Once the FOMC meeting and press conference are both out of the way, the near term direction for the dollar should become clearer. For those who prefer to focus on something else, crude oil or a non-dollar FX pair would be a good place to start.

In fact, there will be key data coming out of New Zealand a few hours after the FOMC, namely GDP, while the Bank of Japan will be making its own interest rate decision overnight. So, the New Zealand dollar and Japanese yen could be the alternative currencies to find trading opportunities on.

The New Zealand economy is expected to have expanded by 0.8% in the second quarter versus 0.5% in Q1. If confirmed, or better, then the NZD could extended its rebound, while a weaker-than-expected number could derail the rally.

As far as the BoJ is concerned, well no change in policy is expected to be announced, although the yen could move sharply nonetheless in the event the Japanese central bank turns out to be surprisingly more hawkish or surprisingly more dovish than expected. Ahead of the BoJ rate decision, the yen has been among the weakest of major currencies out there, owing to a “risk-on” trading environment and expectations that the BoJ will remain one of the most dovish central banks out there.

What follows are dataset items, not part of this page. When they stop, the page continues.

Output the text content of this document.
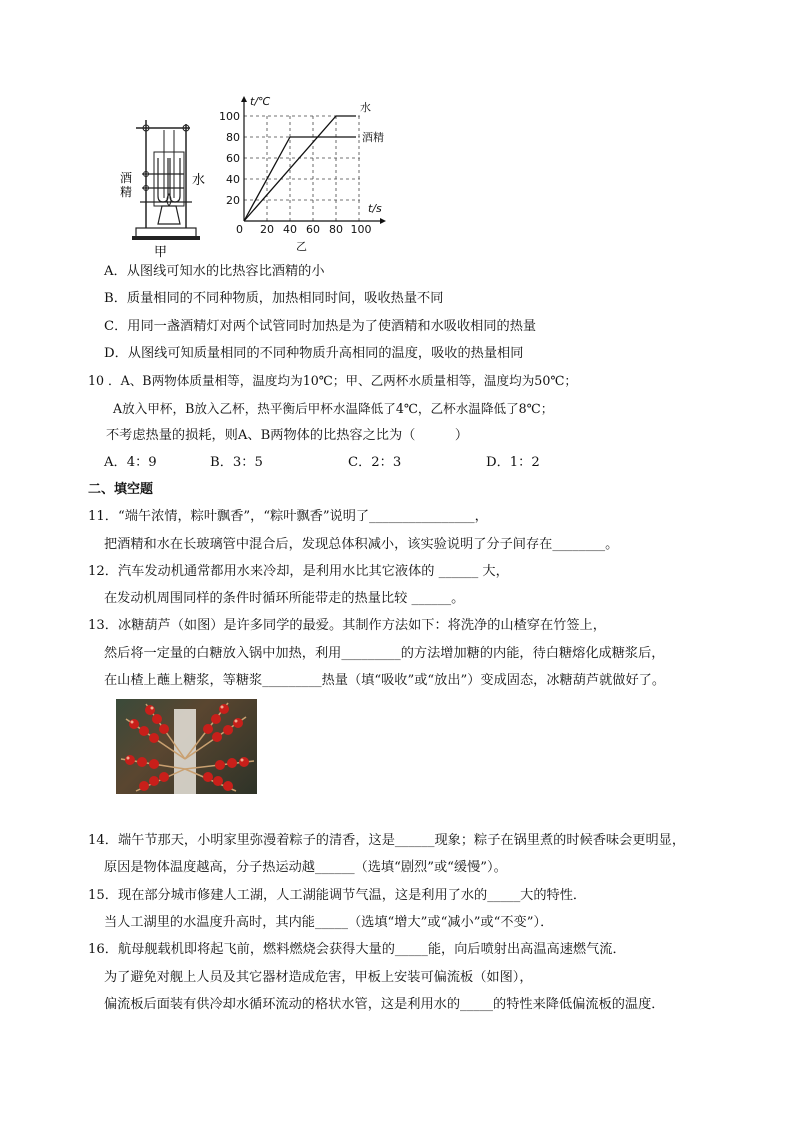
酒
精
水
甲
t/℃
t/s
100
80
60
40
20
0 20 40 60 80 100
水
酒精
乙
A．从图线可知水的比热容比酒精的小
B．质量相同的不同种物质，加热相同时间，吸收热量不同
C．用同一盏酒精灯对两个试管同时加热是为了使酒精和水吸收相同的热量
D．从图线可知质量相同的不同种物质升高相同的温度，吸收的热量相同
10 ．A、B两物体质量相等，温度均为10℃；甲、乙两杯水质量相等，温度均为50℃；
A放入甲杯，B放入乙杯，热平衡后甲杯水温降低了4℃，乙杯水温降低了8℃；
不考虑热量的损耗，则A、B两物体的比热容之比为（　　　）
A．4：9	B．3：5	C．2：3	D．1：2
二、填空题
11．“端午浓情，粽叶飘香”，“粽叶飘香”说明了________________，
把酒精和水在长玻璃管中混合后，发现总体积减小，该实验说明了分子间存在________。
12．汽车发动机通常都用水来冷却，是利用水比其它液体的 ______ 大，
在发动机周围同样的条件时循环所能带走的热量比较 ______。
13．冰糖葫芦（如图）是许多同学的最爱。其制作方法如下：将洗净的山楂穿在竹签上，
然后将一定量的白糖放入锅中加热，利用_________的方法增加糖的内能，待白糖熔化成糖浆后，
在山楂上蘸上糖浆，等糖浆_________热量（填“吸收”或“放出”）变成固态，冰糖葫芦就做好了。
14．端午节那天，小明家里弥漫着粽子的清香，这是______现象；粽子在锅里煮的时候香味会更明显，
原因是物体温度越高，分子热运动越______（选填“剧烈”或“缓慢”）。
15．现在部分城市修建人工湖，人工湖能调节气温，这是利用了水的_____大的特性．
当人工湖里的水温度升高时，其内能_____（选填“增大”或“减小”或“不变”）．
16．航母舰载机即将起飞前，燃料燃烧会获得大量的_____能，向后喷射出高温高速燃气流．
为了避免对舰上人员及其它器材造成危害，甲板上安装可偏流板（如图），
偏流板后面装有供冷却水循环流动的格状水管，这是利用水的_____的特性来降低偏流板的温度．
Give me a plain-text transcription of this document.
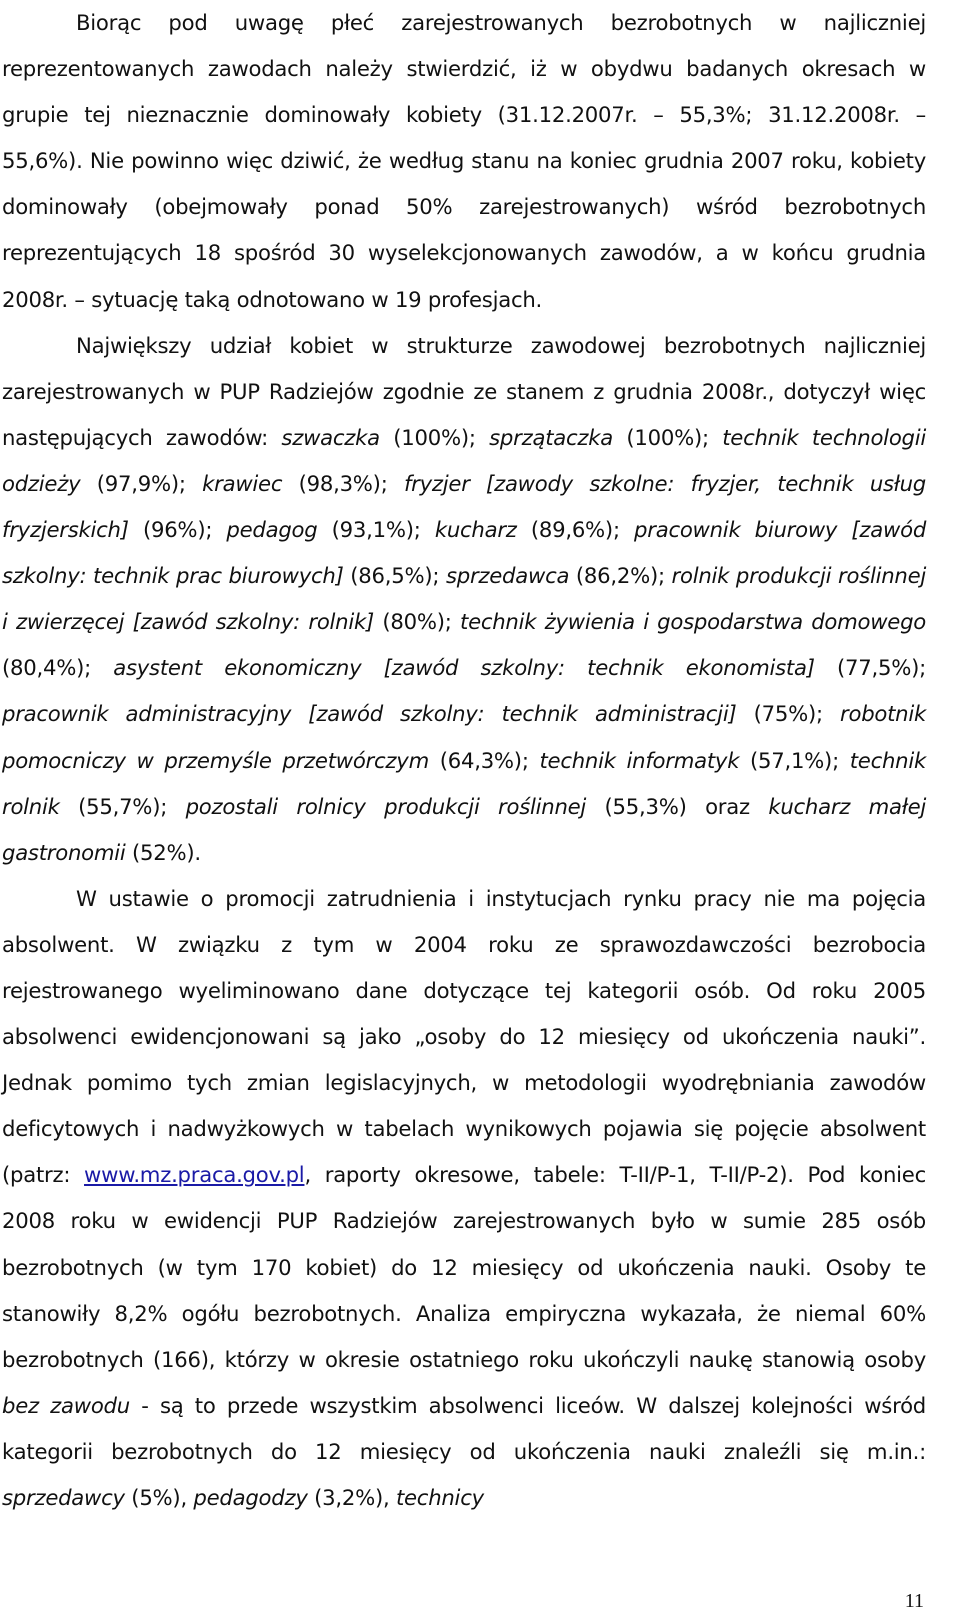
Biorąc pod uwagę płeć zarejestrowanych bezrobotnych w najliczniej reprezentowanych zawodach należy stwierdzić, iż w obydwu badanych okresach w grupie tej nieznacznie dominowały kobiety (31.12.2007r. – 55,3%; 31.12.2008r. – 55,6%). Nie powinno więc dziwić, że według stanu na koniec grudnia 2007 roku, kobiety dominowały (obejmowały ponad 50% zarejestrowanych) wśród bezrobotnych reprezentujących 18 spośród 30 wyselekcjonowanych zawodów, a w końcu grudnia 2008r. – sytuację taką odnotowano w 19 profesjach.

Największy udział kobiet w strukturze zawodowej bezrobotnych najliczniej zarejestrowanych w PUP Radziejów zgodnie ze stanem z grudnia 2008r., dotyczył więc następujących zawodów: szwaczka (100%); sprzątaczka (100%); technik technologii odzieży (97,9%); krawiec (98,3%); fryzjer [zawody szkolne: fryzjer, technik usług fryzjerskich] (96%); pedagog (93,1%); kucharz (89,6%); pracownik biurowy [zawód szkolny: technik prac biurowych] (86,5%); sprzedawca (86,2%); rolnik produkcji roślinnej i zwierzęcej [zawód szkolny: rolnik] (80%); technik żywienia i gospodarstwa domowego (80,4%); asystent ekonomiczny [zawód szkolny: technik ekonomista] (77,5%); pracownik administracyjny [zawód szkolny: technik administracji] (75%); robotnik pomocniczy w przemyśle przetwórczym (64,3%); technik informatyk (57,1%); technik rolnik (55,7%); pozostali rolnicy produkcji roślinnej (55,3%) oraz kucharz małej gastronomii (52%).

W ustawie o promocji zatrudnienia i instytucjach rynku pracy nie ma pojęcia absolwent. W związku z tym w 2004 roku ze sprawozdawczości bezrobocia rejestrowanego wyeliminowano dane dotyczące tej kategorii osób. Od roku 2005 absolwenci ewidencjonowani są jako „osoby do 12 miesięcy od ukończenia nauki”. Jednak pomimo tych zmian legislacyjnych, w metodologii wyodrębniania zawodów deficytowych i nadwyżkowych w tabelach wynikowych pojawia się pojęcie absolwent (patrz: www.mz.praca.gov.pl, raporty okresowe, tabele: T-II/P-1, T-II/P-2). Pod koniec 2008 roku w ewidencji PUP Radziejów zarejestrowanych było w sumie 285 osób bezrobotnych (w tym 170 kobiet) do 12 miesięcy od ukończenia nauki. Osoby te stanowiły 8,2% ogółu bezrobotnych. Analiza empiryczna wykazała, że niemal 60% bezrobotnych (166), którzy w okresie ostatniego roku ukończyli naukę stanowią osoby bez zawodu - są to przede wszystkim absolwenci liceów. W dalszej kolejności wśród kategorii bezrobotnych do 12 miesięcy od ukończenia nauki znaleźli się m.in.: sprzedawcy (5%), pedagodzy (3,2%), technicy

11
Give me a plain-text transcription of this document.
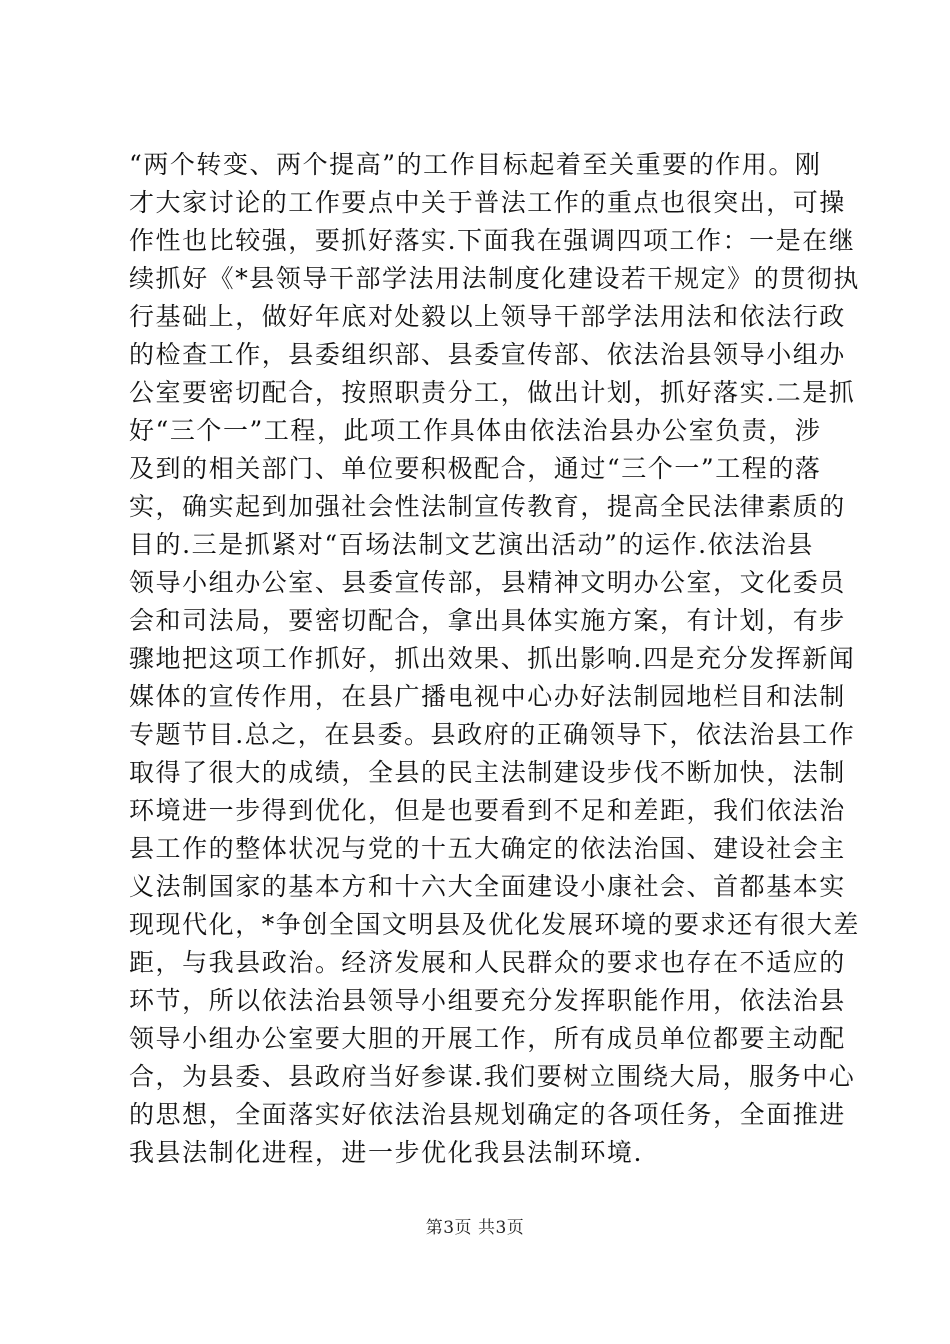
“两个转变、两个提高”的工作目标起着至关重要的作用。刚
才大家讨论的工作要点中关于普法工作的重点也很突出，可操
作性也比较强，要抓好落实.下面我在强调四项工作：一是在继
续抓好《*县领导干部学法用法制度化建设若干规定》的贯彻执
行基础上，做好年底对处毅以上领导干部学法用法和依法行政
的检查工作，县委组织部、县委宣传部、依法治县领导小组办
公室要密切配合，按照职责分工，做出计划，抓好落实.二是抓
好“三个一”工程，此项工作具体由依法治县办公室负责，涉
及到的相关部门、单位要积极配合，通过“三个一”工程的落
实，确实起到加强社会性法制宣传教育，提高全民法律素质的
目的.三是抓紧对“百场法制文艺演出活动”的运作.依法治县
领导小组办公室、县委宣传部，县精神文明办公室，文化委员
会和司法局，要密切配合，拿出具体实施方案，有计划，有步
骤地把这项工作抓好，抓出效果、抓出影响.四是充分发挥新闻
媒体的宣传作用，在县广播电视中心办好法制园地栏目和法制
专题节目.总之，在县委。县政府的正确领导下，依法治县工作
取得了很大的成绩，全县的民主法制建设步伐不断加快，法制
环境进一步得到优化，但是也要看到不足和差距，我们依法治
县工作的整体状况与党的十五大确定的依法治国、建设社会主
义法制国家的基本方和十六大全面建设小康社会、首都基本实
现现代化，*争创全国文明县及优化发展环境的要求还有很大差
距，与我县政治。经济发展和人民群众的要求也存在不适应的
环节，所以依法治县领导小组要充分发挥职能作用，依法治县
领导小组办公室要大胆的开展工作，所有成员单位都要主动配
合，为县委、县政府当好参谋.我们要树立围绕大局，服务中心
的思想，全面落实好依法治县规划确定的各项任务，全面推进
我县法制化进程，进一步优化我县法制环境.
第3页 共3页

Consequently, the NZD/JPY was up for the fourth consecutive day, at the time of this writing. It has broken in the process key resistance levels at 80.35 and now 81.70/80. These levels could be the new supports to watch going forward. The NZD/JPY was testing another short-term potential resistance level at 82.35 when this report was written. So there was a possibility we could see a small pullback here. But the key resistance is further higher, around the 83.40-83.90 area. Any sustainable break above this zone would be considered very bullish. In this potential scenario, the NZD/JPY could then rise towards the bullish objectives shown on the chart, starting at 84.70/85 – resistance and 61.8% Fibonacci retracement level.